サガン鳥栖小菊昭雄監督(50)が、来季以降の1年半も続投することが29日、分かった。近日中に正式発表される。
来年2月に開幕する約4カ月間の特別大会「J2・J3百年構想リーグ」と、秋春制移行の「26-27年シーズン」を合わせた1年半を改めて指揮し、J1復帰を目指す。
C大阪から鳥栖の監督に転身した今季、通算16勝10分け12敗で8位に終わったものの、7月に一時は最高4位まで浮上。10月中旬にはJ1昇格プレーオフ圏内の6位につけた。
残り5試合で未勝利という勝負どころで力尽きたが、小菊監督が築いた攻守にアグレッシブで、最後まで走りきるチームの土台は、来季以降へ期待を持たせた。
J1を戦った昨季の主力は、FWマルセロ・ヒアンをレンタルでFC東京に手放すなど多くを失い、逆に小菊監督の指導力、育成力に頼らざるを得なかった。
ユース所属の18歳FW新川志音は5得点を挙げ、U-22日本代表にも飛び級で選出された。ユースから昇格1年目の19歳FW鈴木大馳も2得点。小川大空、井上太聖の両DFは全試合に出場し、小菊監督の人脈で再獲得したMF西川潤は覚醒し、試合数(35)も得点数(6)もキャリアハイ。MF新井晴樹も全試合に出場し、まったく別のチームへ変貌を遂げた。

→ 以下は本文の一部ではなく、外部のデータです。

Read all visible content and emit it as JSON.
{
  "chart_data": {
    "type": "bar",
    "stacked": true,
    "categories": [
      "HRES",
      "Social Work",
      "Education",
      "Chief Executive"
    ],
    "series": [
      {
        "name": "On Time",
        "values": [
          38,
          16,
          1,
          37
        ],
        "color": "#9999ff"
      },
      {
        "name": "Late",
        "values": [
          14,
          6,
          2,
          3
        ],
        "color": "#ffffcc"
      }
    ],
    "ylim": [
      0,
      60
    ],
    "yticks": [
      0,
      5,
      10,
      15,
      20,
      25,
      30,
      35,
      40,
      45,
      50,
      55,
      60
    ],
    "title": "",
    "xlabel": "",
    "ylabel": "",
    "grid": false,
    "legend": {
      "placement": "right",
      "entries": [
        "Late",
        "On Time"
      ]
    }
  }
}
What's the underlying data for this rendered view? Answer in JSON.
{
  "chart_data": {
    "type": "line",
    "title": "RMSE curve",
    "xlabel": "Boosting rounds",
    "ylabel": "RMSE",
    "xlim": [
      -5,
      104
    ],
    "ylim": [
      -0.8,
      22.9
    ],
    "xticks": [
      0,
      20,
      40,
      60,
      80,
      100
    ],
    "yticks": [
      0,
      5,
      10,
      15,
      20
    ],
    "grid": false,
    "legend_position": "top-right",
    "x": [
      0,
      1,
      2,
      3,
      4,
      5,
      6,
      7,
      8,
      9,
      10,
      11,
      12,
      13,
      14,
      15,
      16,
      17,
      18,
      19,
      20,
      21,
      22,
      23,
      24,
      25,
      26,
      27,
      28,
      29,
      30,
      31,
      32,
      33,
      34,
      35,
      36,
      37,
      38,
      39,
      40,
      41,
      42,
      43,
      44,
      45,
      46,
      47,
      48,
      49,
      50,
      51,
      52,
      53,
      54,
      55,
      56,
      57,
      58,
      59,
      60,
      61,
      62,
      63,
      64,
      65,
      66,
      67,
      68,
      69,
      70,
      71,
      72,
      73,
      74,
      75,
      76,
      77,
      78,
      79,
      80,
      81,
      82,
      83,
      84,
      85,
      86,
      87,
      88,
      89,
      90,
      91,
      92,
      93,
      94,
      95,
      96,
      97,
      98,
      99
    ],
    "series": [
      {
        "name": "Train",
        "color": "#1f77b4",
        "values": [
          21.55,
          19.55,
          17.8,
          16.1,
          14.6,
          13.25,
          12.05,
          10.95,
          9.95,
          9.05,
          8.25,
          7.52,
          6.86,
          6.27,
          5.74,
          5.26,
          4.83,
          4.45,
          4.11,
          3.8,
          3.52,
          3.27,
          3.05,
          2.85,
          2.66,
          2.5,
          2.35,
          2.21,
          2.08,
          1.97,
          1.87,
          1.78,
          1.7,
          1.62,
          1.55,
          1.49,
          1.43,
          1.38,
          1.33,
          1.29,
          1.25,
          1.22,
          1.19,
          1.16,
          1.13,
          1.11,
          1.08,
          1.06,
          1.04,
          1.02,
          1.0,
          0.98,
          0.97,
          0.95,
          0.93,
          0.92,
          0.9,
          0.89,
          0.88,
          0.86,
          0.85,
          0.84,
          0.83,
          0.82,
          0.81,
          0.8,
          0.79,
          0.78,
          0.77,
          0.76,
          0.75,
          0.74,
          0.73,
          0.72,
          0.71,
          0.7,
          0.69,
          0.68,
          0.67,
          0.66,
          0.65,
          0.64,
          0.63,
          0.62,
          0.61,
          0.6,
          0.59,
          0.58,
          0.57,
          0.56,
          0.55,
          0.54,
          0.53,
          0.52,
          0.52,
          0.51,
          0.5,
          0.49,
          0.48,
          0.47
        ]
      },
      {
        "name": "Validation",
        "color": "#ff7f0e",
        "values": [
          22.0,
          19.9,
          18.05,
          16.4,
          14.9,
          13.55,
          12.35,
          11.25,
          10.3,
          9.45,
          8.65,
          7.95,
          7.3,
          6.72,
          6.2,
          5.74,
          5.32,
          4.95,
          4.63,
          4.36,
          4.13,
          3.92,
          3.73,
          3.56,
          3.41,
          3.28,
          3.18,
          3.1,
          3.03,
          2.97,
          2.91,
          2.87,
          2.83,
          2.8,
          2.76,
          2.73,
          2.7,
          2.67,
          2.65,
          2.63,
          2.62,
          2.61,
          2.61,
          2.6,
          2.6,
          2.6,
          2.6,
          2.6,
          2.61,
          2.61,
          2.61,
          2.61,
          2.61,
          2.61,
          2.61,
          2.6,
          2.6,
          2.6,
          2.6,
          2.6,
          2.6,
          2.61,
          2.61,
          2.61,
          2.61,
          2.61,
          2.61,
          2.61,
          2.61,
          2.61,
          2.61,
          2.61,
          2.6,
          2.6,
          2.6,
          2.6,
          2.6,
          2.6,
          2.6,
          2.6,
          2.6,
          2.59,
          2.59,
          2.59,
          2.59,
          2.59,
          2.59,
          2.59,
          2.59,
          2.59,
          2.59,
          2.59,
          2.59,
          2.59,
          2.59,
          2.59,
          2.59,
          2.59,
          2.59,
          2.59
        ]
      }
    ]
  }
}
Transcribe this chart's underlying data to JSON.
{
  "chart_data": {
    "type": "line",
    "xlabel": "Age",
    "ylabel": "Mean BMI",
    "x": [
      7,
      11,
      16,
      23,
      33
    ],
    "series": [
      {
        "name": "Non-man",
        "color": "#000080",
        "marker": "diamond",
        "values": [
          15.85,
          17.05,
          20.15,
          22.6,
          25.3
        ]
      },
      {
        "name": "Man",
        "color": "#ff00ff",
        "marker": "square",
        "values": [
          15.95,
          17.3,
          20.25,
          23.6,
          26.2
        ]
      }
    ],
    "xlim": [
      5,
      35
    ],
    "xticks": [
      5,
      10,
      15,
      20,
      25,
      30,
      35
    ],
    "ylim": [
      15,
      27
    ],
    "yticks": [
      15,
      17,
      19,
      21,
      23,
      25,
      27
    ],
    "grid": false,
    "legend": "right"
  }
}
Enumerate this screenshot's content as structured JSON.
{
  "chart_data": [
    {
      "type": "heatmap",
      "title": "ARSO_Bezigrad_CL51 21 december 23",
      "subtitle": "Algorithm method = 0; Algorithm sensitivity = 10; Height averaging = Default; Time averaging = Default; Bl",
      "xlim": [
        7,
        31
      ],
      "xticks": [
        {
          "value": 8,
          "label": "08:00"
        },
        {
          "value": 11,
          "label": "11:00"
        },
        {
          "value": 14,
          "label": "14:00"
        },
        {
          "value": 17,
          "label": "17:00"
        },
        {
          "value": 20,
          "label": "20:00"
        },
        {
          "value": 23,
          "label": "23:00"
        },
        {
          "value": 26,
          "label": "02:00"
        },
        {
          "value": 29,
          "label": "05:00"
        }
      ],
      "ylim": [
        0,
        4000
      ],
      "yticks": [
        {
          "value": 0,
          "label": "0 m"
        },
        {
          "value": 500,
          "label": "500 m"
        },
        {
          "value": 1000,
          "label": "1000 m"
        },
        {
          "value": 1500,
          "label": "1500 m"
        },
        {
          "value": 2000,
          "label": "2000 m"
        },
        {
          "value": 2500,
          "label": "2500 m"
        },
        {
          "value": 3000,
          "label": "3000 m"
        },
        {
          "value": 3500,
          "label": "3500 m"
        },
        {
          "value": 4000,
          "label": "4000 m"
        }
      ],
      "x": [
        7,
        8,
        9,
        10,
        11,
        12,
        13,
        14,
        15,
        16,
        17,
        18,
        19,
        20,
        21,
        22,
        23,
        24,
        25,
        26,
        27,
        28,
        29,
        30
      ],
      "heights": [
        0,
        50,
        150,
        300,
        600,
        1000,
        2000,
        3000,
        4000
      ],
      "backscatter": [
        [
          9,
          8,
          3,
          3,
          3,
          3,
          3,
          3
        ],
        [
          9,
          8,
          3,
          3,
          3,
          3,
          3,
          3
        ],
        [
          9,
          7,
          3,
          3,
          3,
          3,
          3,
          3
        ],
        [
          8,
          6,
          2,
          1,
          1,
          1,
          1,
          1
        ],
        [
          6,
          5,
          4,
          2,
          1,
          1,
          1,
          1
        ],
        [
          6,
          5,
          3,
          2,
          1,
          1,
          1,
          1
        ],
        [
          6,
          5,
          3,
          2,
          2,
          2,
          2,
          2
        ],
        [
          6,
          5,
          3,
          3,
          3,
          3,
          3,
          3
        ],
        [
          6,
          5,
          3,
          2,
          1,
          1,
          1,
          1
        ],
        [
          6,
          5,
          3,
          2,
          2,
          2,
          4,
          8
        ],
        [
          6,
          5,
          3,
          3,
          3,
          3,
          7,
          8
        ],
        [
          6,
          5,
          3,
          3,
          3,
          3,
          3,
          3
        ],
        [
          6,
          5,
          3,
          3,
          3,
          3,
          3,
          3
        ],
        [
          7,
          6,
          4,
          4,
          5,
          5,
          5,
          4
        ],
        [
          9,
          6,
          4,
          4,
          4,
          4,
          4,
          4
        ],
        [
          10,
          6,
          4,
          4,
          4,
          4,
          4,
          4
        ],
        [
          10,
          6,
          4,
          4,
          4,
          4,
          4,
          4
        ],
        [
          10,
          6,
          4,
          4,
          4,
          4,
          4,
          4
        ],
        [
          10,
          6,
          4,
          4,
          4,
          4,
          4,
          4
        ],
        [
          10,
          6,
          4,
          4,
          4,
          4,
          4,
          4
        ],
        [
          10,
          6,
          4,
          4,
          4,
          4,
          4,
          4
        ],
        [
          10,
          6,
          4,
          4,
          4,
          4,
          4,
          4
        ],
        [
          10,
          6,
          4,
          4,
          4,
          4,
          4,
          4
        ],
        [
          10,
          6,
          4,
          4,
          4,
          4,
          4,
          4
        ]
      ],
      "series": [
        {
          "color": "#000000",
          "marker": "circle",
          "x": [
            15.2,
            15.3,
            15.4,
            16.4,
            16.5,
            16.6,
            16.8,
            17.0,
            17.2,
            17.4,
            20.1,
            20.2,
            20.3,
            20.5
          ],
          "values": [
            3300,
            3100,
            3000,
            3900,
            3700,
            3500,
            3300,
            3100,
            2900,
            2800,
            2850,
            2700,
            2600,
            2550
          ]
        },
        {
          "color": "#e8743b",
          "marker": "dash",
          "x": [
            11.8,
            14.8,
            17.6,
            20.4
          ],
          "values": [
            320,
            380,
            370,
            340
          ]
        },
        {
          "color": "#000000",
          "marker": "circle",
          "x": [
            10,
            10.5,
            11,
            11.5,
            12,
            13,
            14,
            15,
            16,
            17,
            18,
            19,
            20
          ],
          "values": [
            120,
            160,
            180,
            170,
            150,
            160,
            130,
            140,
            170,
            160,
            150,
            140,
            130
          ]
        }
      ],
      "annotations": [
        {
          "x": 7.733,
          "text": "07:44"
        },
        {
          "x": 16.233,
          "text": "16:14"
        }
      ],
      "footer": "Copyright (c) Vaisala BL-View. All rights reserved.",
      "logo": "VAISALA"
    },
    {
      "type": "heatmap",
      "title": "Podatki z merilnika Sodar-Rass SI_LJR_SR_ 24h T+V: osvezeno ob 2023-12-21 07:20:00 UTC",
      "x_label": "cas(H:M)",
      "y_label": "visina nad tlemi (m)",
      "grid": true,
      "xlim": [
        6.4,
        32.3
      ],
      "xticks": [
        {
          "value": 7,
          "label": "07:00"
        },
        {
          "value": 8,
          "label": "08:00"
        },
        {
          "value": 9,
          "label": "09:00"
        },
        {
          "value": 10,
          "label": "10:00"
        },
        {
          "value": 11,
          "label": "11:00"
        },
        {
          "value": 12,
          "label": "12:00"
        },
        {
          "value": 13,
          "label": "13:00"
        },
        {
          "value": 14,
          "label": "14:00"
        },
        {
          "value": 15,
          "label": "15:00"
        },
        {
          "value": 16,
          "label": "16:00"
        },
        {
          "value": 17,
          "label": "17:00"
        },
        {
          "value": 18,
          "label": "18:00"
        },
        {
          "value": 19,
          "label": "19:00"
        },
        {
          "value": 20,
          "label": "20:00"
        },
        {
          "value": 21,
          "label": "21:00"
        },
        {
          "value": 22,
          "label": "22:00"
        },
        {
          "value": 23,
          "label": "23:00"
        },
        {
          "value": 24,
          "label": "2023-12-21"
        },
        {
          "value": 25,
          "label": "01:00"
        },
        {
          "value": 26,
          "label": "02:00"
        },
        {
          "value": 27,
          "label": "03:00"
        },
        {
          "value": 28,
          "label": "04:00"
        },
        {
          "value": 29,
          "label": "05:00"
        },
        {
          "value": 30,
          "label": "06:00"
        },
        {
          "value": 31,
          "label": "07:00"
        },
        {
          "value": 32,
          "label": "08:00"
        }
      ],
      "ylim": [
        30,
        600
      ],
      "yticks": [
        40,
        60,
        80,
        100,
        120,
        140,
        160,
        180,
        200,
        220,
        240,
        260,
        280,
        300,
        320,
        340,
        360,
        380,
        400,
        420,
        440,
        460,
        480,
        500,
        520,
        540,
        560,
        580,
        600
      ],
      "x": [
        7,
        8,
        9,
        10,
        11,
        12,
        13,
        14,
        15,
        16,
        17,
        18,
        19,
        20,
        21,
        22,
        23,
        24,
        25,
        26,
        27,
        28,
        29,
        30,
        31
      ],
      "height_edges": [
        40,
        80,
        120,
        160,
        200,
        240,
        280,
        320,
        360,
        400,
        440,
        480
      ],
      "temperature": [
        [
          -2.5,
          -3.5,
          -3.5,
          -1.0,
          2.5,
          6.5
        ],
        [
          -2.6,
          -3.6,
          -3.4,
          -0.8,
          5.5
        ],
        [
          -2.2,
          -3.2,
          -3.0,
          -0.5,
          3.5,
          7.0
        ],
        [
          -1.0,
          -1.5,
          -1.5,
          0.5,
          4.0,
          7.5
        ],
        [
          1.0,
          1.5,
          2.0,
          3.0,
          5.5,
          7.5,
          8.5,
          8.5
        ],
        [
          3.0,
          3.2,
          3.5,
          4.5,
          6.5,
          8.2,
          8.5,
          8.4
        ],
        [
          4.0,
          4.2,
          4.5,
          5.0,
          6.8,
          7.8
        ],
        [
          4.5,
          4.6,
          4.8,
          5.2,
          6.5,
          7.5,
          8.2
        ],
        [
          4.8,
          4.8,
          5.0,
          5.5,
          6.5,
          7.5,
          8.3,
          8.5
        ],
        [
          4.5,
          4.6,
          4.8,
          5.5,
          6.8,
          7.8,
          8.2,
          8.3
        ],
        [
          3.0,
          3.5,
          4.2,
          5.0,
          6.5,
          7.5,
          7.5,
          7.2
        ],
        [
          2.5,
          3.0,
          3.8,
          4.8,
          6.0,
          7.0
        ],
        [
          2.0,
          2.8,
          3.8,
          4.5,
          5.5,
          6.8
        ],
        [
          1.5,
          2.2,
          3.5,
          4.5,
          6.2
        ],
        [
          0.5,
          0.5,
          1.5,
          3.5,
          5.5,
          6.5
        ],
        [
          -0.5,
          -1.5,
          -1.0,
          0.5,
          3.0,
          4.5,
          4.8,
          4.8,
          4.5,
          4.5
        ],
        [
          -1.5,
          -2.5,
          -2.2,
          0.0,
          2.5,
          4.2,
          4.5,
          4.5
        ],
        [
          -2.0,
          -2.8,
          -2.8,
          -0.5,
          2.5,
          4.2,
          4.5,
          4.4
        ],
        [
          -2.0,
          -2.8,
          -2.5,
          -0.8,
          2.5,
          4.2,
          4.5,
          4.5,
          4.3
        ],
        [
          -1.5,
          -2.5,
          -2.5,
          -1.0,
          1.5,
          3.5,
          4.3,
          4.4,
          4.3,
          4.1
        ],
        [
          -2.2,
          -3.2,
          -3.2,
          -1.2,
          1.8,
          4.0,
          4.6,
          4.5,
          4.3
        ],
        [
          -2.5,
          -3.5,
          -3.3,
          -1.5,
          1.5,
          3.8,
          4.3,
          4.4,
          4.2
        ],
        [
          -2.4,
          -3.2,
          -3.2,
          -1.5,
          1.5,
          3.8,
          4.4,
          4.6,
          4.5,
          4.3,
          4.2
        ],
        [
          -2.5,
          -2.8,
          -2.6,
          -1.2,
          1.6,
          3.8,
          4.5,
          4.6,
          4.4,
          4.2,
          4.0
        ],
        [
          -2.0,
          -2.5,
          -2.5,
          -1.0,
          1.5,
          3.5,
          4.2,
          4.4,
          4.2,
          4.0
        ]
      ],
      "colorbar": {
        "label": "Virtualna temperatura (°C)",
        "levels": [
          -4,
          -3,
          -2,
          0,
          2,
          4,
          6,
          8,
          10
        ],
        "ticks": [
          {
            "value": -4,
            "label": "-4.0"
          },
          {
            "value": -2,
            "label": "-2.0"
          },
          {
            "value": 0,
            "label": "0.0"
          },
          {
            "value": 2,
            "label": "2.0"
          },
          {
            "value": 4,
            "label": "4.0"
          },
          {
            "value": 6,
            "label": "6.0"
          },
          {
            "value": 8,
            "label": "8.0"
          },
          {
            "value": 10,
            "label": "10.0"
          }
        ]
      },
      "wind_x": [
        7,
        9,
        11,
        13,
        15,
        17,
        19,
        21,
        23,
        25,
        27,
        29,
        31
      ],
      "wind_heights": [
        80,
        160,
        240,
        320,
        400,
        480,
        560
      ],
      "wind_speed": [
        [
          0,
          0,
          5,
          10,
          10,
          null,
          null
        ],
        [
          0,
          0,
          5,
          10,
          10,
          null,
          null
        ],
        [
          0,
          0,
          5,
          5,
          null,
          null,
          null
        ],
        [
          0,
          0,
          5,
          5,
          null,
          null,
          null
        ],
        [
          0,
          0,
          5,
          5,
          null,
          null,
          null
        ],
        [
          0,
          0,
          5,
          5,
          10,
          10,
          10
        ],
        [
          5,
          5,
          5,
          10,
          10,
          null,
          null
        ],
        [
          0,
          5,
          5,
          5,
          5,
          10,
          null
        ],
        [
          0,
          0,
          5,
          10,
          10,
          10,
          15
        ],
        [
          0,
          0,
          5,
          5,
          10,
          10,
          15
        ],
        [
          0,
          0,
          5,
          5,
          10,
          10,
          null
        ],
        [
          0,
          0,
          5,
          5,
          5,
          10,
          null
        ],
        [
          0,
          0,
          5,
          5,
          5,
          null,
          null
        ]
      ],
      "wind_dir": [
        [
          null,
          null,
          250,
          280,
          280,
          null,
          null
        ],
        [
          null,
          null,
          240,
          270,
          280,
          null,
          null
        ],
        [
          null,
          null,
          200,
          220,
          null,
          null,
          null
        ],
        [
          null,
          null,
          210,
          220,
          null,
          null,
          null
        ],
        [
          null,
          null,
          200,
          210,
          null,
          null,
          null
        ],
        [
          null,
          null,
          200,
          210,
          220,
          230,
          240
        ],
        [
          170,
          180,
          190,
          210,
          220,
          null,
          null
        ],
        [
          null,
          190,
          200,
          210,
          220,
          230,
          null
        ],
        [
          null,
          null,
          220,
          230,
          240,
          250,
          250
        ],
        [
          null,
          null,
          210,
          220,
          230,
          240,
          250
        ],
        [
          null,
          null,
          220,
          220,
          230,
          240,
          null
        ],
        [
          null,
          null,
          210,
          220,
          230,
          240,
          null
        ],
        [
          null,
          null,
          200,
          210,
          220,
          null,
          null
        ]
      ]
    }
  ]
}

一方でクラブの外国籍選手の補強は、ことごとく失敗。けがの影響があったとはいえ、新たに獲得したFWジョーは6試合無得点、FWクリスティアーノは出場なし。夏に獲得したガーナ人FWに至っては、国際サッカー連盟(FIFA)の規定で鳥栖では出場できない可能性があり、すぐに契約解除となった。
主力日本人選手が女性関係の不祥事で、開幕前に契約解除という前代未聞の逆風もあった。
今後もチーム編成で苦戦することは予想されるが、小菊監督の指導力とクラブの援護態勢がかみ合えば、今季途中で見せた上位進出の再現は不可能ではない。改めて鳥栖のクラブ力が問われる1年半になる。
◆小菊昭雄(こぎく・あきお)1975年(昭50)7月7日、神戸市生まれ。滝川二、愛知学院大を経て、98年C大阪下部組織の指導者に。スカウト時代の06年に当時高2の香川真司を入団させ、その後は主にトップチームでコーチ。21年8月に監督昇格、同年と22年ルヴァン杯連続準優勝。J1通算47勝29分け43敗。25年J2鳥栖監督へ。179センチ、70キロ。家族は夫人と1男。